Di Marzio contesta profondamente che ci sia un allarme sette in Italia: si sarebbe armato, secondo la sua conoscenza del fenomeno e i suoi studi, “un panico morale”, tutto strumentale che poggia su numeri a dir poco confutabili. “Le sette ci sono in Italia come in tutto il mondo. Anni fa è stato smascherato un santone che maltrattava alcune ragazze, è stato processato e condannato”. I recenti appelli per una commissione d’inchiesta sul fenomeno delle sette parlano di “4 milioni di italiani coinvolti in sette criminali. “Non è vero niente – risponde seccamente Di Marzio – sono assurdità. Sono cifre inventate: alcuni dicono 5 milioni, altri 300mila: non sono dati certi e chi dà queste cifre dovrebbe dire dove le fonda. E a questa domanda le associazioni anti-setta rispondono solitamente che le sette sono segrete, ma allora come fate ad avere questi dati?”, domanda. La sensazione è che in questo calderone finiscano gruppi religiosi che sette non lo sono affatto e che spesso sono sotto tiro, e che alcuni rumors servano a reintrodurre un reato di plagio che la Corte Costituzionale ha bocciato sonoramente anni or sono. “Usiamo i reati che ci sono – spiega l’esperta – come la circonvenzione d’incapace.
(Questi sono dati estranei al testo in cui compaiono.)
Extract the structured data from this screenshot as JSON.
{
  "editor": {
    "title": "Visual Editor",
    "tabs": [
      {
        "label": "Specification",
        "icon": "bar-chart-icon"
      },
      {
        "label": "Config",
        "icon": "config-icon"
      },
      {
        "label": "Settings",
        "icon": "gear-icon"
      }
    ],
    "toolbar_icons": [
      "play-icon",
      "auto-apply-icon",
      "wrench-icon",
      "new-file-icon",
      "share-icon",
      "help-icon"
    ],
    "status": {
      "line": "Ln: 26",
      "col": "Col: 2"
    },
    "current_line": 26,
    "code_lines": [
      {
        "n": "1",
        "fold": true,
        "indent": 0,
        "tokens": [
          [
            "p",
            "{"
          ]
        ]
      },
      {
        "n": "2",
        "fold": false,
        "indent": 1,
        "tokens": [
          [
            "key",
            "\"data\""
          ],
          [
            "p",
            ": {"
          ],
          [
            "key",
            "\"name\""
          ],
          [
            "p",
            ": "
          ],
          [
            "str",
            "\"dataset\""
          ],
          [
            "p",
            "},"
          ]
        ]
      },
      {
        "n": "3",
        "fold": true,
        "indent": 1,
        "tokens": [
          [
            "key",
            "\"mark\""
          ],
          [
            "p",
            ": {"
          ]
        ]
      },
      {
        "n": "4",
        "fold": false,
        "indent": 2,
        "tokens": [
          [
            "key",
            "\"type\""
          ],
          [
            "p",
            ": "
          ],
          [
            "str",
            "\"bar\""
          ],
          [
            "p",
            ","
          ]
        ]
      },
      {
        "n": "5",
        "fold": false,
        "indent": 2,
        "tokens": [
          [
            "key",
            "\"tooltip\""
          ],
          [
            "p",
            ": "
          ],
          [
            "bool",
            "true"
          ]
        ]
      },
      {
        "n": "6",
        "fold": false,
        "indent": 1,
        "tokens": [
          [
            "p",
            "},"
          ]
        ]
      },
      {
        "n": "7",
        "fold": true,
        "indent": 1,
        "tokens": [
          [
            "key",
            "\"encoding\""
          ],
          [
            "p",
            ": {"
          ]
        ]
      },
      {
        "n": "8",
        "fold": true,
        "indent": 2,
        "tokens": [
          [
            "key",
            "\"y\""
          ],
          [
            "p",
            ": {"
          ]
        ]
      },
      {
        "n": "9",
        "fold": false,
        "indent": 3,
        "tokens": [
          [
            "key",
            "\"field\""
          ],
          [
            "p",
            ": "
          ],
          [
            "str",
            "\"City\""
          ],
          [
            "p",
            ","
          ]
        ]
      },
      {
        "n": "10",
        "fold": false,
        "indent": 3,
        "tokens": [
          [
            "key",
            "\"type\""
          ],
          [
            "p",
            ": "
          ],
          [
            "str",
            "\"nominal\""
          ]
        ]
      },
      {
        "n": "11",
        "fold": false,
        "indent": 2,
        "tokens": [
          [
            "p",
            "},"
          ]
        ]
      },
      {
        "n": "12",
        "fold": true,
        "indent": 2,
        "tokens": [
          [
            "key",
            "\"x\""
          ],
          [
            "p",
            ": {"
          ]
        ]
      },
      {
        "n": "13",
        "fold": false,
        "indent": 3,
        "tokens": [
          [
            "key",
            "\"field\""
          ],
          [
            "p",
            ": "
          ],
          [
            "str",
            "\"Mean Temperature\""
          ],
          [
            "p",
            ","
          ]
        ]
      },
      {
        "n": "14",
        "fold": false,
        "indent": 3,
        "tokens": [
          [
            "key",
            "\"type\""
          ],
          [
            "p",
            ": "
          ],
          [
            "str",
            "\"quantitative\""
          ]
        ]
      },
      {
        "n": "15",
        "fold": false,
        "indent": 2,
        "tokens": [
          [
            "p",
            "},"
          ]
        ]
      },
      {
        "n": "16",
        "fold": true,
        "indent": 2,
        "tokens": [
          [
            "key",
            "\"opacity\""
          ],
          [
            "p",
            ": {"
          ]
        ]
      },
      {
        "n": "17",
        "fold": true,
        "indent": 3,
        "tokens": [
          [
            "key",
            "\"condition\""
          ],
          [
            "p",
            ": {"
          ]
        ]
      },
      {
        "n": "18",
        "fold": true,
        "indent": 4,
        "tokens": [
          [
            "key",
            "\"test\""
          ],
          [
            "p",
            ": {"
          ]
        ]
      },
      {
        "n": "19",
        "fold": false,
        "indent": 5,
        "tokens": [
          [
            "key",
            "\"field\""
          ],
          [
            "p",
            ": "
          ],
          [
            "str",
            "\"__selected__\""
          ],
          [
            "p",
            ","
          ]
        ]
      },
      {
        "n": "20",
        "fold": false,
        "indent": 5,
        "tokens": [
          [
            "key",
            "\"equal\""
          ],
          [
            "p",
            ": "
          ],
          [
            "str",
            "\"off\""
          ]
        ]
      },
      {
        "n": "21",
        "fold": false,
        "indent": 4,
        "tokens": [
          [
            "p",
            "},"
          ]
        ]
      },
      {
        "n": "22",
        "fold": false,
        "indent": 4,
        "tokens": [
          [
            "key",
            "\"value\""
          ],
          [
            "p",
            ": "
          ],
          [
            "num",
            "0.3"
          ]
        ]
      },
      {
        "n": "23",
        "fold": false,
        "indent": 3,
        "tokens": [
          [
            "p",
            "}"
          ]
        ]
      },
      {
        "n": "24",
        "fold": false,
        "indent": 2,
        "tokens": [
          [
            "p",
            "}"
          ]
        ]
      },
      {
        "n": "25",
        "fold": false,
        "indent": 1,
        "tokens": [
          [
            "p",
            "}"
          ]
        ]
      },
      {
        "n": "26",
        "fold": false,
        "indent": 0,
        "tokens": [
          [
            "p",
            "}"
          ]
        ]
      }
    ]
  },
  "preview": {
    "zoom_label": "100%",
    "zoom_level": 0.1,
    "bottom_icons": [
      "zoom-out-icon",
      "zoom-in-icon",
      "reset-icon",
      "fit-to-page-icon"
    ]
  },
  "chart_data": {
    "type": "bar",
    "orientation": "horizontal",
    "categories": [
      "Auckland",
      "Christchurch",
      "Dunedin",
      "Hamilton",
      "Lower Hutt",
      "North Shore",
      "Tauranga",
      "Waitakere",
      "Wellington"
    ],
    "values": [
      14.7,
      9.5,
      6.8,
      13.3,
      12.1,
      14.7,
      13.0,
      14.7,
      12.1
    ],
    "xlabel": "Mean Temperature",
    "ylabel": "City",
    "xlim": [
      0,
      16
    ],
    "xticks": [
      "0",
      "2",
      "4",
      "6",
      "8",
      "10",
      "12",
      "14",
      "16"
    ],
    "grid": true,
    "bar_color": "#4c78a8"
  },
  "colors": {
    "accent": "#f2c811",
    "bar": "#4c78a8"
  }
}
Il plagio è stato abolito dalla Corte proprio perché era una mina vagante e insinuava nel codice penale l’idea che il processo dovesse essere soggetto alle idee del giudice, come il caso Braibanti ha drammaticamente mostrato”. “Mi sembra più urgente usare i fondi per la prevenzione del fenomeno settario: come cogliere i primi segni di un figlio finito in un gruppo di questo tipo? Come agire? Studiare per prevenire la discriminazione verso gruppi innocui, che io ho visitato personalmente, in cui ho visto persone e bambini felici. Questo serve e non c’è bisogno di leggi speciali”.

GLI ALLARMISTI DELLE SETTE: PRO PAS E PRO PLAGIO

Chi grida all’allarme sette vorrebbe reintrodurre il reato di plagio ed è un fenomeno che s’insinua anche nelle famiglie, nel rapporto genitori-figli quando uno dei due fa parte di qualche gruppo religioso. “Nel 2014 i gruppi antisetta proposero al Consiglio d’Europa – ricorda la studiosa – una raccomandazione che mettesse in guardia gli Stati contro il pericolo delle sette: perché abusanti sui bambini. C’è stata una sollevazione di studiosi perché in quel calderone di definzione ‘setta’ c’era di tutto. E poi: se c’è una famiglia con un genitore abusante si indaga su quel genitore non si criminalizza tutto il gruppo. Penso alla vicenda del Forteto: lì era lo Stato che mandava i bambini nelle mani di soggetti già condannati per abusi, altro che setta”. Quindi spesso nei contesti di separazione, laddove ci sia un genitore che fa parte di un qualche gruppo religioso, conferma Di Marzio con documenti alla mano di alcune storie da lei seguite direttamente, viene tacciato di essere ‘alienante’ e di manipolare il minore. Alla luce del clamore che alcuni fatti di cronaca hanno sollevato, Di Marzio lancia una raccomandazione alla politica: “Le leggi ad hoc sono spesso un rimedio peggiore del male che si vuole combattere. Un male che, come pagine di odio indiscriminato verso persone pacifiche ci mostrano, non si sa nemmeno ben definire”.